French motor third-party liability dataset.

Models Compared

From-scratch DT & MLP, sklearn DT, PyTorch MLP, Random Forest, NB-GLM.

Best Test RMSE

3.03

Negative Binomial GLM, on log claim-rate.

Classification AUC

0.65

Random Forest, claim vs no-claim (ROC AUC 0.6531).

Visuals

Outputs and diagrams from the project.

Distribution of claim counts on a log scale.

Claim-count distribution (log scale) — the heavy zero-inflation that shapes every modeling choice here.

Predicted vs actual claim rate for the Negative Binomial GLM.

Parity plot for the best model, the Negative Binomial GLM.

Charts & Figures

Saved figures and chart artifacts referenced by the project.

ROC curve for the Random Forest claim classifier (AUC 0.65).

ROC curve for the Random Forest on the binary claim / no-claim task (AUC 0.6531).

Stack

PythonNumPySciPyscikit-learnPyTorchstatsmodelsPandasMatplotlibseaborn

Challenges

Extracting signal from heavily zero-inflated, over-dispersed claim data where most policies never claim.

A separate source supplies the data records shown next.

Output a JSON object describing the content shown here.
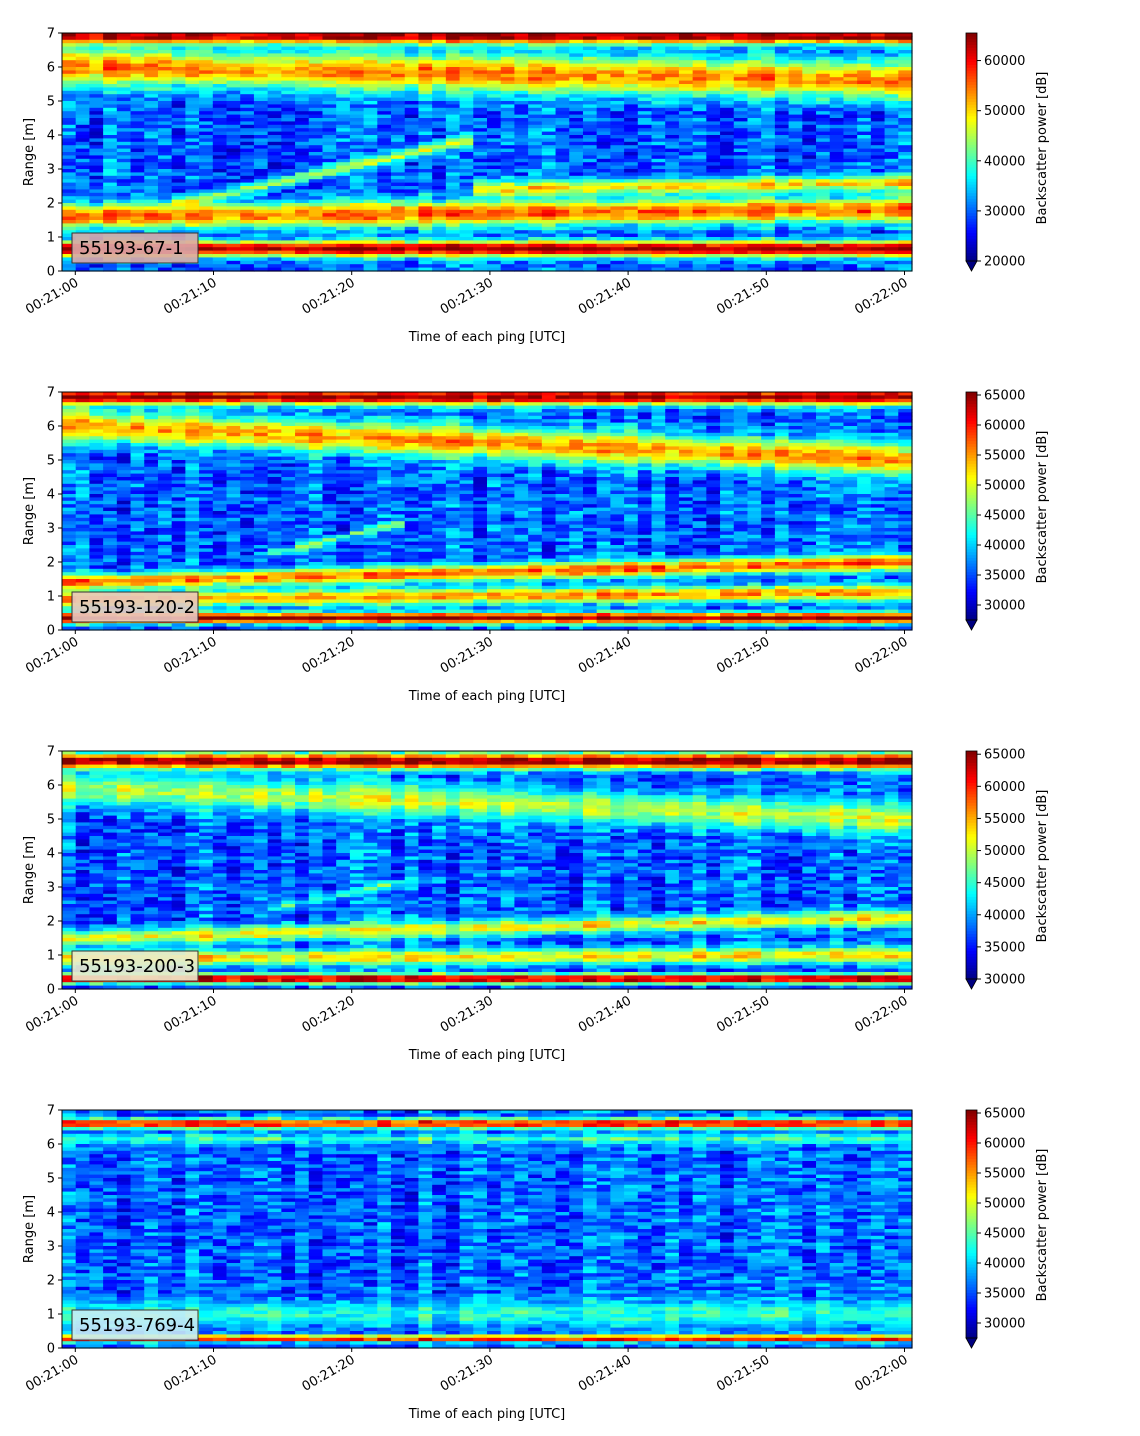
{
  "chart_data": [
    {
      "type": "heatmap",
      "label": "55193-67-1",
      "xlabel": "Time of each ping [UTC]",
      "ylabel": "Range [m]",
      "x_ticks": [
        "00:21:00",
        "00:21:10",
        "00:21:20",
        "00:21:30",
        "00:21:40",
        "00:21:50",
        "00:22:00"
      ],
      "x_range": [
        "00:21:00",
        "00:22:00"
      ],
      "ylim": [
        0,
        7
      ],
      "y_ticks": [
        0,
        1,
        2,
        3,
        4,
        5,
        6,
        7
      ],
      "colorbar_label": "Backscatter power [dB]",
      "colorbar_ticks": [
        20000,
        30000,
        40000,
        50000,
        60000
      ],
      "colorbar_range": [
        20000,
        65500
      ],
      "colormap": "jet",
      "label_box_color": "#d9a9a9",
      "features": [
        {
          "name": "surface",
          "value": 65000,
          "start": [
            0,
            6.9
          ],
          "end": [
            60,
            6.9
          ],
          "width": 0.5
        },
        {
          "name": "upper layer",
          "value": 54000,
          "start": [
            0,
            6.0
          ],
          "end": [
            60,
            5.6
          ],
          "width": 1.2
        },
        {
          "name": "rising trace",
          "value": 46000,
          "start": [
            8,
            2.0
          ],
          "end": [
            28,
            3.8
          ],
          "width": 0.35
        },
        {
          "name": "bright band",
          "value": 56000,
          "start": [
            0,
            1.6
          ],
          "end": [
            60,
            1.8
          ],
          "width": 0.8
        },
        {
          "name": "near band",
          "value": 50000,
          "start": [
            30,
            2.4
          ],
          "end": [
            60,
            2.6
          ],
          "width": 0.5
        },
        {
          "name": "seabed",
          "value": 65000,
          "start": [
            0,
            0.65
          ],
          "end": [
            60,
            0.65
          ],
          "width": 0.5
        }
      ]
    },
    {
      "type": "heatmap",
      "label": "55193-120-2",
      "xlabel": "Time of each ping [UTC]",
      "ylabel": "Range [m]",
      "x_ticks": [
        "00:21:00",
        "00:21:10",
        "00:21:20",
        "00:21:30",
        "00:21:40",
        "00:21:50",
        "00:22:00"
      ],
      "x_range": [
        "00:21:00",
        "00:22:00"
      ],
      "ylim": [
        0,
        7
      ],
      "y_ticks": [
        0,
        1,
        2,
        3,
        4,
        5,
        6,
        7
      ],
      "colorbar_label": "Backscatter power [dB]",
      "colorbar_ticks": [
        30000,
        35000,
        40000,
        45000,
        50000,
        55000,
        60000,
        65000
      ],
      "colorbar_range": [
        27500,
        65500
      ],
      "colormap": "jet",
      "label_box_color": "#e8c8c0",
      "features": [
        {
          "name": "surface",
          "value": 65000,
          "start": [
            0,
            6.85
          ],
          "end": [
            60,
            6.85
          ],
          "width": 0.5
        },
        {
          "name": "upper layer",
          "value": 55000,
          "start": [
            0,
            6.0
          ],
          "end": [
            60,
            5.0
          ],
          "width": 1.0
        },
        {
          "name": "rising trace",
          "value": 46000,
          "start": [
            15,
            2.3
          ],
          "end": [
            23,
            3.1
          ],
          "width": 0.25
        },
        {
          "name": "bright band",
          "value": 57000,
          "start": [
            0,
            1.4
          ],
          "end": [
            60,
            2.0
          ],
          "width": 0.5
        },
        {
          "name": "lower band",
          "value": 55000,
          "start": [
            0,
            0.9
          ],
          "end": [
            60,
            1.1
          ],
          "width": 0.5
        },
        {
          "name": "seabed",
          "value": 65000,
          "start": [
            0,
            0.35
          ],
          "end": [
            60,
            0.35
          ],
          "width": 0.35
        }
      ]
    },
    {
      "type": "heatmap",
      "label": "55193-200-3",
      "xlabel": "Time of each ping [UTC]",
      "ylabel": "Range [m]",
      "x_ticks": [
        "00:21:00",
        "00:21:10",
        "00:21:20",
        "00:21:30",
        "00:21:40",
        "00:21:50",
        "00:22:00"
      ],
      "x_range": [
        "00:21:00",
        "00:22:00"
      ],
      "ylim": [
        0,
        7
      ],
      "y_ticks": [
        0,
        1,
        2,
        3,
        4,
        5,
        6,
        7
      ],
      "colorbar_label": "Backscatter power [dB]",
      "colorbar_ticks": [
        30000,
        35000,
        40000,
        45000,
        50000,
        55000,
        60000,
        65000
      ],
      "colorbar_range": [
        30000,
        65500
      ],
      "colormap": "jet",
      "label_box_color": "#eceacc",
      "features": [
        {
          "name": "surface",
          "value": 65000,
          "start": [
            0,
            6.7
          ],
          "end": [
            60,
            6.7
          ],
          "width": 0.5
        },
        {
          "name": "upper layer",
          "value": 50000,
          "start": [
            0,
            5.9
          ],
          "end": [
            60,
            5.0
          ],
          "width": 1.0
        },
        {
          "name": "rising trace",
          "value": 45000,
          "start": [
            15,
            2.4
          ],
          "end": [
            23,
            3.1
          ],
          "width": 0.25
        },
        {
          "name": "bright band",
          "value": 52000,
          "start": [
            0,
            1.5
          ],
          "end": [
            60,
            2.1
          ],
          "width": 0.5
        },
        {
          "name": "lower band",
          "value": 53000,
          "start": [
            0,
            0.9
          ],
          "end": [
            60,
            1.0
          ],
          "width": 0.5
        },
        {
          "name": "seabed",
          "value": 65000,
          "start": [
            0,
            0.3
          ],
          "end": [
            60,
            0.3
          ],
          "width": 0.3
        }
      ]
    },
    {
      "type": "heatmap",
      "label": "55193-769-4",
      "xlabel": "Time of each ping [UTC]",
      "ylabel": "Range [m]",
      "x_ticks": [
        "00:21:00",
        "00:21:10",
        "00:21:20",
        "00:21:30",
        "00:21:40",
        "00:21:50",
        "00:22:00"
      ],
      "x_range": [
        "00:21:00",
        "00:22:00"
      ],
      "ylim": [
        0,
        7
      ],
      "y_ticks": [
        0,
        1,
        2,
        3,
        4,
        5,
        6,
        7
      ],
      "colorbar_label": "Backscatter power [dB]",
      "colorbar_ticks": [
        30000,
        35000,
        40000,
        45000,
        50000,
        55000,
        60000,
        65000
      ],
      "colorbar_range": [
        27500,
        65500
      ],
      "colormap": "jet",
      "label_box_color": "#c8ecf4",
      "features": [
        {
          "name": "surface",
          "value": 61000,
          "start": [
            0,
            6.6
          ],
          "end": [
            60,
            6.6
          ],
          "width": 0.3
        },
        {
          "name": "near surface",
          "value": 44000,
          "start": [
            0,
            6.15
          ],
          "end": [
            60,
            6.15
          ],
          "width": 0.3
        },
        {
          "name": "lower band",
          "value": 43000,
          "start": [
            0,
            1.0
          ],
          "end": [
            60,
            1.0
          ],
          "width": 0.8
        },
        {
          "name": "seabed",
          "value": 62000,
          "start": [
            0,
            0.28
          ],
          "end": [
            60,
            0.28
          ],
          "width": 0.2
        }
      ]
    }
  ]
}
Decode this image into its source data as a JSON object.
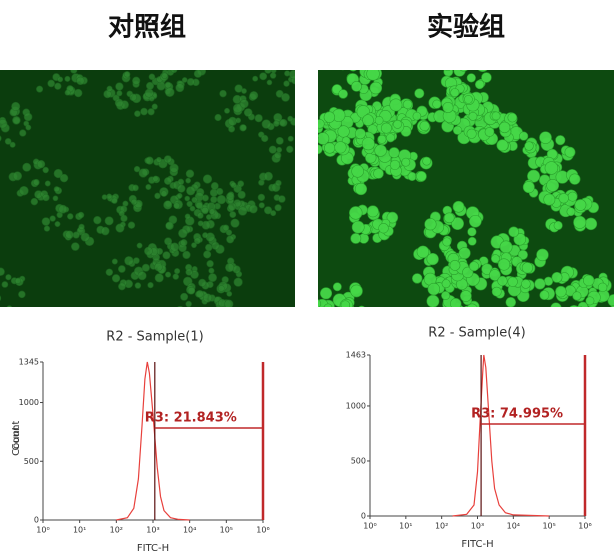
{
  "panels": [
    {
      "label": "对照组"
    },
    {
      "label": "实验组"
    }
  ],
  "chart_data": [
    {
      "type": "line",
      "title": "R2 - Sample(1)",
      "xlabel": "FITC-H",
      "ylabel": "Count",
      "color": "#e8403c",
      "xlog": true,
      "x": [
        100,
        200,
        300,
        400,
        500,
        600,
        700,
        800,
        1000,
        1300,
        1600,
        2000,
        3000,
        5000,
        10000
      ],
      "values": [
        0,
        20,
        100,
        350,
        800,
        1200,
        1345,
        1250,
        900,
        450,
        200,
        80,
        20,
        5,
        0
      ],
      "xlim": [
        1,
        1000000
      ],
      "xticks": [
        {
          "value": 1,
          "label": "10⁰"
        },
        {
          "value": 10,
          "label": "10¹"
        },
        {
          "value": 100,
          "label": "10²"
        },
        {
          "value": 1000,
          "label": "10³"
        },
        {
          "value": 10000,
          "label": "10⁴"
        },
        {
          "value": 100000,
          "label": "10⁵"
        },
        {
          "value": 1000000,
          "label": "10⁶"
        }
      ],
      "ylim": [
        0,
        1345
      ],
      "yticks": [
        0,
        500,
        1000,
        1345
      ],
      "gate": {
        "x": 1120,
        "level": 783,
        "label": "R3: 21.843%"
      }
    },
    {
      "type": "line",
      "title": "R2 - Sample(4)",
      "xlabel": "FITC-H",
      "ylabel": "Count",
      "color": "#e8403c",
      "xlog": true,
      "x": [
        200,
        500,
        800,
        1000,
        1200,
        1400,
        1500,
        1700,
        2000,
        2500,
        3000,
        4000,
        6000,
        10000,
        100000
      ],
      "values": [
        0,
        15,
        100,
        400,
        900,
        1300,
        1463,
        1350,
        1000,
        500,
        250,
        100,
        30,
        10,
        0
      ],
      "xlim": [
        1,
        1000000
      ],
      "xticks": [
        {
          "value": 1,
          "label": "10⁰"
        },
        {
          "value": 10,
          "label": "10¹"
        },
        {
          "value": 100,
          "label": "10²"
        },
        {
          "value": 1000,
          "label": "10³"
        },
        {
          "value": 10000,
          "label": "10⁴"
        },
        {
          "value": 100000,
          "label": "10⁵"
        },
        {
          "value": 1000000,
          "label": "10⁶"
        }
      ],
      "ylim": [
        0,
        1463
      ],
      "yticks": [
        0,
        500,
        1000,
        1463
      ],
      "gate": {
        "x": 1260,
        "level": 836,
        "label": "R3: 74.995%"
      }
    }
  ]
}
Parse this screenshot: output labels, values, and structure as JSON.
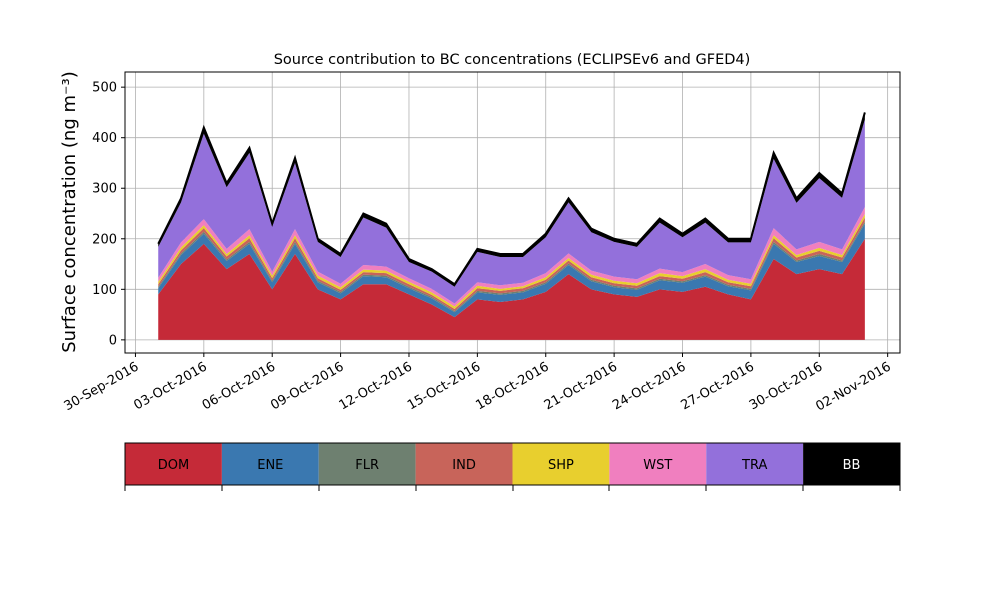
{
  "chart_data": {
    "type": "stacked_area",
    "title": "Source contribution to BC concentrations (ECLIPSEv6 and GFED4)",
    "y_label": "Surface concentration (ng m⁻³)",
    "x": [
      "2016-10-01",
      "2016-10-02",
      "2016-10-03",
      "2016-10-04",
      "2016-10-05",
      "2016-10-06",
      "2016-10-07",
      "2016-10-08",
      "2016-10-09",
      "2016-10-10",
      "2016-10-11",
      "2016-10-12",
      "2016-10-13",
      "2016-10-14",
      "2016-10-15",
      "2016-10-16",
      "2016-10-17",
      "2016-10-18",
      "2016-10-19",
      "2016-10-20",
      "2016-10-21",
      "2016-10-22",
      "2016-10-23",
      "2016-10-24",
      "2016-10-25",
      "2016-10-26",
      "2016-10-27",
      "2016-10-28",
      "2016-10-29",
      "2016-10-30",
      "2016-10-31",
      "2016-11-01"
    ],
    "series": [
      {
        "name": "DOM",
        "color": "#c52a38",
        "values": [
          90,
          150,
          190,
          140,
          170,
          100,
          170,
          100,
          80,
          110,
          110,
          90,
          70,
          45,
          80,
          75,
          80,
          95,
          130,
          100,
          90,
          85,
          100,
          95,
          105,
          90,
          80,
          160,
          130,
          140,
          130,
          200
        ]
      },
      {
        "name": "ENE",
        "color": "#3a78b0",
        "values": [
          12,
          18,
          20,
          16,
          20,
          14,
          20,
          14,
          12,
          16,
          14,
          12,
          12,
          10,
          14,
          14,
          14,
          16,
          18,
          16,
          14,
          14,
          18,
          18,
          20,
          16,
          18,
          30,
          24,
          26,
          24,
          30
        ]
      },
      {
        "name": "FLR",
        "color": "#6e8070",
        "values": [
          3,
          3,
          4,
          3,
          4,
          3,
          4,
          3,
          3,
          3,
          3,
          3,
          3,
          2,
          3,
          3,
          3,
          3,
          3,
          3,
          3,
          3,
          3,
          3,
          3,
          3,
          3,
          4,
          3,
          4,
          3,
          4
        ]
      },
      {
        "name": "IND",
        "color": "#c8645a",
        "values": [
          5,
          6,
          7,
          6,
          7,
          5,
          7,
          5,
          4,
          5,
          5,
          5,
          4,
          4,
          5,
          5,
          5,
          5,
          6,
          5,
          5,
          5,
          5,
          5,
          6,
          5,
          5,
          7,
          6,
          6,
          6,
          8
        ]
      },
      {
        "name": "SHP",
        "color": "#e8cf2e",
        "values": [
          5,
          6,
          6,
          5,
          6,
          5,
          6,
          5,
          5,
          5,
          5,
          5,
          5,
          5,
          5,
          4,
          4,
          5,
          5,
          5,
          5,
          5,
          6,
          5,
          6,
          5,
          5,
          6,
          5,
          6,
          5,
          7
        ]
      },
      {
        "name": "WST",
        "color": "#f07fbf",
        "values": [
          8,
          10,
          12,
          10,
          12,
          8,
          12,
          8,
          7,
          9,
          8,
          7,
          7,
          6,
          7,
          7,
          7,
          8,
          9,
          8,
          8,
          8,
          9,
          8,
          10,
          9,
          9,
          14,
          11,
          12,
          11,
          14
        ]
      },
      {
        "name": "TRA",
        "color": "#9370db",
        "values": [
          61,
          79,
          169,
          122,
          151,
          89,
          131,
          59,
          53,
          94,
          77,
          32,
          34,
          33,
          60,
          56,
          51,
          71,
          101,
          76,
          69,
          64,
          91,
          69,
          82,
          65,
          73,
          137,
          92,
          126,
          102,
          173
        ]
      },
      {
        "name": "BB",
        "color": "#000000",
        "values": [
          6,
          8,
          12,
          8,
          10,
          6,
          10,
          6,
          6,
          8,
          8,
          6,
          5,
          5,
          6,
          6,
          6,
          7,
          8,
          7,
          6,
          6,
          8,
          7,
          8,
          7,
          7,
          12,
          9,
          10,
          9,
          14
        ]
      }
    ],
    "xlim": [
      "2016-09-29T13:00:00Z",
      "2016-11-02T13:00:00Z"
    ],
    "xticks": [
      {
        "value": "2016-09-30",
        "label": "30-Sep-2016"
      },
      {
        "value": "2016-10-03",
        "label": "03-Oct-2016"
      },
      {
        "value": "2016-10-06",
        "label": "06-Oct-2016"
      },
      {
        "value": "2016-10-09",
        "label": "09-Oct-2016"
      },
      {
        "value": "2016-10-12",
        "label": "12-Oct-2016"
      },
      {
        "value": "2016-10-15",
        "label": "15-Oct-2016"
      },
      {
        "value": "2016-10-18",
        "label": "18-Oct-2016"
      },
      {
        "value": "2016-10-21",
        "label": "21-Oct-2016"
      },
      {
        "value": "2016-10-24",
        "label": "24-Oct-2016"
      },
      {
        "value": "2016-10-27",
        "label": "27-Oct-2016"
      },
      {
        "value": "2016-10-30",
        "label": "30-Oct-2016"
      },
      {
        "value": "2016-11-02",
        "label": "02-Nov-2016"
      }
    ],
    "ylim": [
      -26,
      530
    ],
    "yticks": [
      0,
      100,
      200,
      300,
      400,
      500
    ],
    "grid": true
  }
}
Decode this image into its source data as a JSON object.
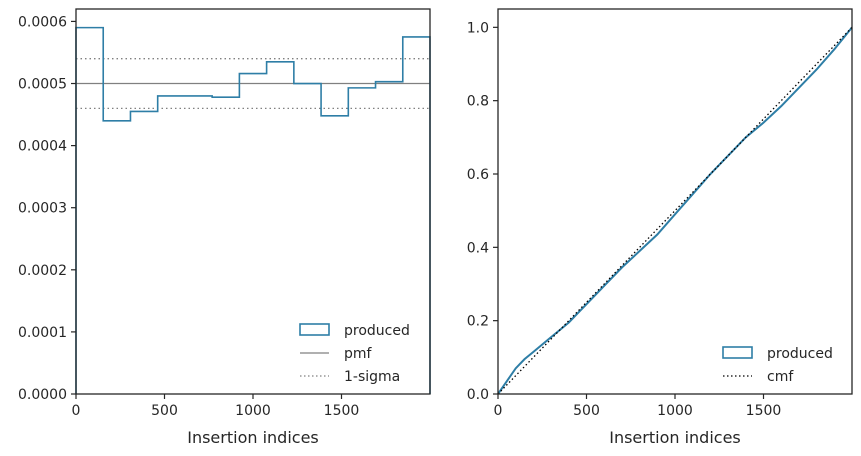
{
  "colors": {
    "produced": "#2e7ea6",
    "reference": "#808080",
    "cmf": "#000000",
    "axes": "#262626"
  },
  "chart_data": [
    {
      "type": "histogram",
      "xlabel": "Insertion indices",
      "ylabel": "",
      "xlim": [
        0,
        2000
      ],
      "ylim": [
        0,
        0.00062
      ],
      "xticks": [
        {
          "v": 0,
          "label": "0"
        },
        {
          "v": 500,
          "label": "500"
        },
        {
          "v": 1000,
          "label": "1000"
        },
        {
          "v": 1500,
          "label": "1500"
        }
      ],
      "yticks": [
        {
          "v": 0,
          "label": "0.0000"
        },
        {
          "v": 0.0001,
          "label": "0.0001"
        },
        {
          "v": 0.0002,
          "label": "0.0002"
        },
        {
          "v": 0.0003,
          "label": "0.0003"
        },
        {
          "v": 0.0004,
          "label": "0.0004"
        },
        {
          "v": 0.0005,
          "label": "0.0005"
        },
        {
          "v": 0.0006,
          "label": "0.0006"
        }
      ],
      "bin_edges": [
        0,
        153.8,
        307.7,
        461.5,
        615.4,
        769.2,
        923.1,
        1076.9,
        1230.8,
        1384.6,
        1538.5,
        1692.3,
        1846.2,
        2000
      ],
      "values": [
        0.00059,
        0.00044,
        0.000455,
        0.00048,
        0.00048,
        0.000478,
        0.000516,
        0.000535,
        0.0005,
        0.000448,
        0.000493,
        0.000503,
        0.000575
      ],
      "pmf": 0.0005,
      "sigma_band": [
        0.00046,
        0.00054
      ],
      "legend": [
        {
          "label": "produced",
          "kind": "patch",
          "color": "#2e7ea6"
        },
        {
          "label": "pmf",
          "kind": "solid",
          "color": "#808080"
        },
        {
          "label": "1-sigma",
          "kind": "dotted",
          "color": "#808080"
        }
      ],
      "legend_position": "lower-right"
    },
    {
      "type": "line",
      "xlabel": "Insertion indices",
      "ylabel": "",
      "xlim": [
        0,
        2000
      ],
      "ylim": [
        0,
        1.05
      ],
      "xticks": [
        {
          "v": 0,
          "label": "0"
        },
        {
          "v": 500,
          "label": "500"
        },
        {
          "v": 1000,
          "label": "1000"
        },
        {
          "v": 1500,
          "label": "1500"
        }
      ],
      "yticks": [
        {
          "v": 0,
          "label": "0.0"
        },
        {
          "v": 0.2,
          "label": "0.2"
        },
        {
          "v": 0.4,
          "label": "0.4"
        },
        {
          "v": 0.6,
          "label": "0.6"
        },
        {
          "v": 0.8,
          "label": "0.8"
        },
        {
          "v": 1.0,
          "label": "1.0"
        }
      ],
      "series": [
        {
          "name": "produced",
          "style": "solid",
          "color": "#2e7ea6",
          "x": [
            0,
            50,
            100,
            150,
            200,
            250,
            300,
            350,
            400,
            450,
            500,
            600,
            700,
            800,
            900,
            1000,
            1100,
            1200,
            1300,
            1400,
            1500,
            1600,
            1700,
            1800,
            1900,
            2000
          ],
          "y": [
            0,
            0.035,
            0.07,
            0.095,
            0.115,
            0.135,
            0.155,
            0.175,
            0.195,
            0.22,
            0.245,
            0.295,
            0.345,
            0.39,
            0.435,
            0.49,
            0.545,
            0.6,
            0.65,
            0.7,
            0.74,
            0.785,
            0.835,
            0.885,
            0.94,
            1.0
          ]
        },
        {
          "name": "cmf",
          "style": "dotted",
          "color": "#000000",
          "x": [
            0,
            2000
          ],
          "y": [
            0,
            1.0
          ]
        }
      ],
      "legend": [
        {
          "label": "produced",
          "kind": "patch",
          "color": "#2e7ea6"
        },
        {
          "label": "cmf",
          "kind": "dotted",
          "color": "#000000"
        }
      ],
      "legend_position": "lower-right"
    }
  ]
}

Implementing a decision tree and neural network from scratch and getting them to match library references.

Choosing metrics — exposure-normalized rates and Poisson deviance — that stay meaningful on rare-event data.

Keeping the comparison fair across very different model families on identical splits and features.

Lessons

On noisy, low-signal tabular data, a well-specified statistical model (NB-GLM with an exposure offset) can match or beat trees and neural nets.

Building models from scratch and matching them to scikit-learn / PyTorch is the clearest way to confirm you actually understand them.

For count data, the right distributional assumption and metric matter more than model complexity.

Match model complexity to the signal in the data, not to the trend.